Ready for a processing tip not exclusive to Marco? If you are working with a heavy load of datasets, my advice is to work in groups. This could mean more bodies, of course. The more people you have performing conversions, the better. However, I am more so referring to categorizing your data into groups – or even phases – to be addressed. The delineations of each are entirely up to you. However, the location on the network in which these ArcGIS Pro Map Projects will be stored should factor into the order in which they are processed as to keep the workflow (and your data) organized. Using this approach for larger migrations allows you to keep track of what is being modified.

Polish your data, cleaning up any broken data sources.

Did you find a few datasets whose health you were not over the moon with? That's okay. Integrated Marco Desktop is here to help. To fix these datasets prior to pulling them into ArcGIS Pro, all you have to do is follow the typical remapping practices with you may already be familiar with for this application. That is, Spatial Data Sniffer > Remap File > Repoint and Repath. Easy peasy.

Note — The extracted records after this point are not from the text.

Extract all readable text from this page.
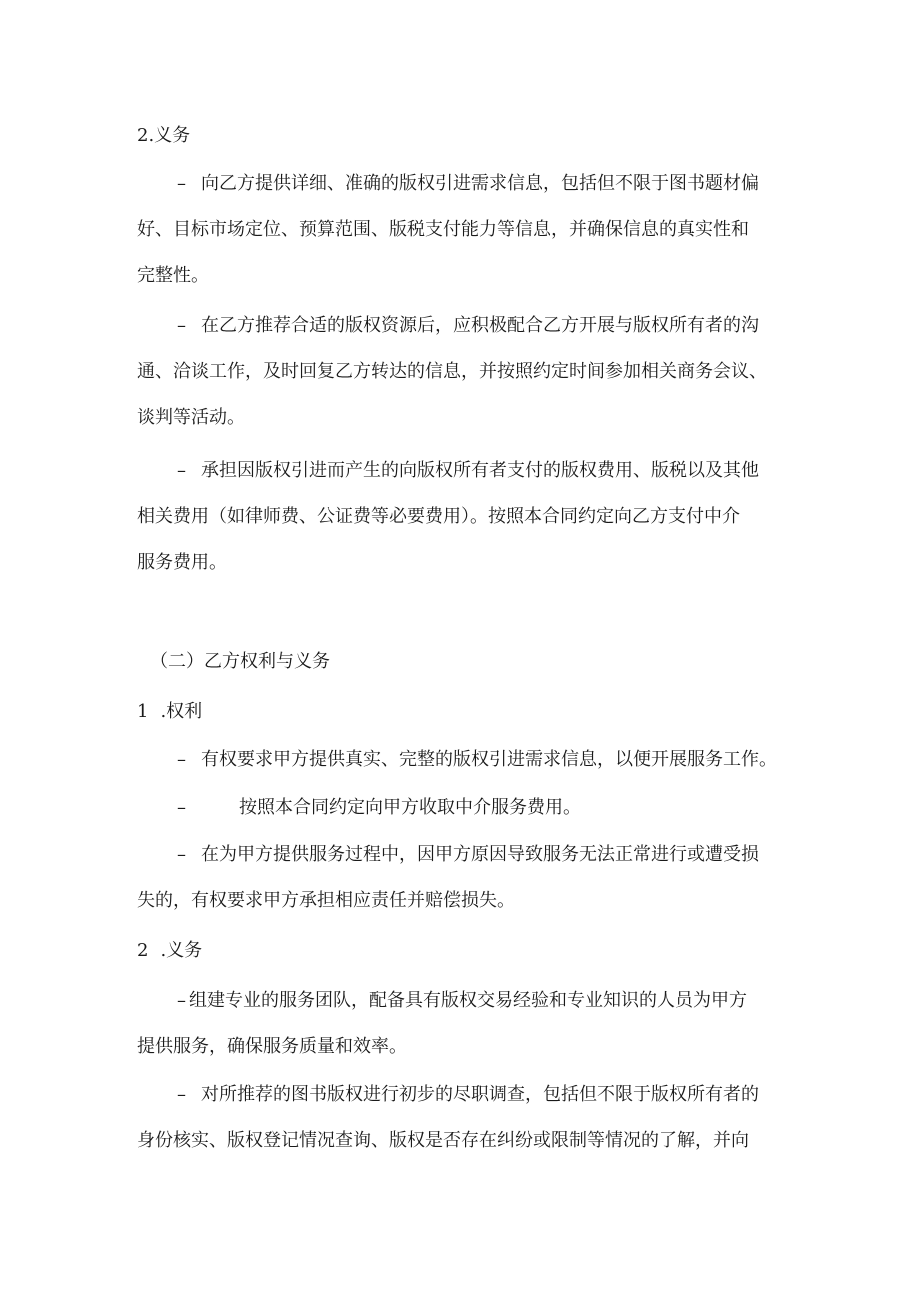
2.义务
– 向乙方提供详细、准确的版权引进需求信息，包括但不限于图书题材偏
好、目标市场定位、预算范围、版税支付能力等信息，并确保信息的真实性和
完整性。
– 在乙方推荐合适的版权资源后，应积极配合乙方开展与版权所有者的沟
通、洽谈工作，及时回复乙方转达的信息，并按照约定时间参加相关商务会议、
谈判等活动。
– 承担因版权引进而产生的向版权所有者支付的版权费用、版税以及其他
相关费用（如律师费、公证费等必要费用）。按照本合同约定向乙方支付中介
服务费用。
（二）乙方权利与义务
1 .权利
– 有权要求甲方提供真实、完整的版权引进需求信息，以便开展服务工作。
–	按照本合同约定向甲方收取中介服务费用。
– 在为甲方提供服务过程中，因甲方原因导致服务无法正常进行或遭受损
失的，有权要求甲方承担相应责任并赔偿损失。
2 .义务
– 组建专业的服务团队，配备具有版权交易经验和专业知识的人员为甲方
提供服务，确保服务质量和效率。
– 对所推荐的图书版权进行初步的尽职调查，包括但不限于版权所有者的
身份核实、版权登记情况查询、版权是否存在纠纷或限制等情况的了解，并向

The Spatial Data Sniffer tool will help to find the correct data sources for those files previously found with broken paths. This information, paired with the details pulled from the Data Inventory Logger, may be used to compile the Remap File. From there, returning these not-so-useful files back to their healthiest states is just a matter of running the Repoint and Repath tool against the Remap File. Clean as a whistle.

Aside from cleaning up broken data sources, you may wish to do a bit more polishing while your files are still in ArcMap. These suggestions are not quite as necessary as ensuring your data is healthy. However, you may want to give them a thought or two before moving forward…

  • Multiple data frames present? When Map Documents are converted to Map Projects, any data frames will be saved as separate maps within the Map Project. Keep this in mind both when opening the new Map Project as well as prepping your data. Ensure data frame names are unique and descriptive and that any necessary content is indeed present.
  • Showing off complex symbology? Because ArcGIS Pro currently (as in, version 1.4) does not play well with complex symbology, you may find that your carefully curated symbols do not transfer exactly from Map Document to Map Project. Although they can always be reimagined once inside of ArcGIS Pro, this is just an issue of which to be aware. When prepping data, you may find it easier to change complex symbols to more minimalistic representations as to allow the respective Layers to retain their original symbology in this new environment.

Finally, move it on up to the ArcGIS Pro side.

Once you and your team have decided on the files that will be moved to ArcGIS Pro, the Integrated Marco Pro Add-In for ArcGIS Pro will help you to accomplish this daunting feat. By using the Upgrade Map Documents to Project tool within the Add-In, you can select those files to be converted – and do just that. Convert away. In full disclosure, it is advised to follow the approach previously mentioned for bulk data – modifying based on groups as to ensure you have a record of what is being addressed and where it is being stored.

With this tool, converting a Map Document or Layer File to an ArcGIS Pro Map Project is simple and straight forward. It is amazing the time it can save in taking advantage of this new format, which would previously require rebuilding a map from scratch inside of ArcGIS Pro. We know, nobody has time for that.

Moving on up to ArcGIS Pro has never been easier.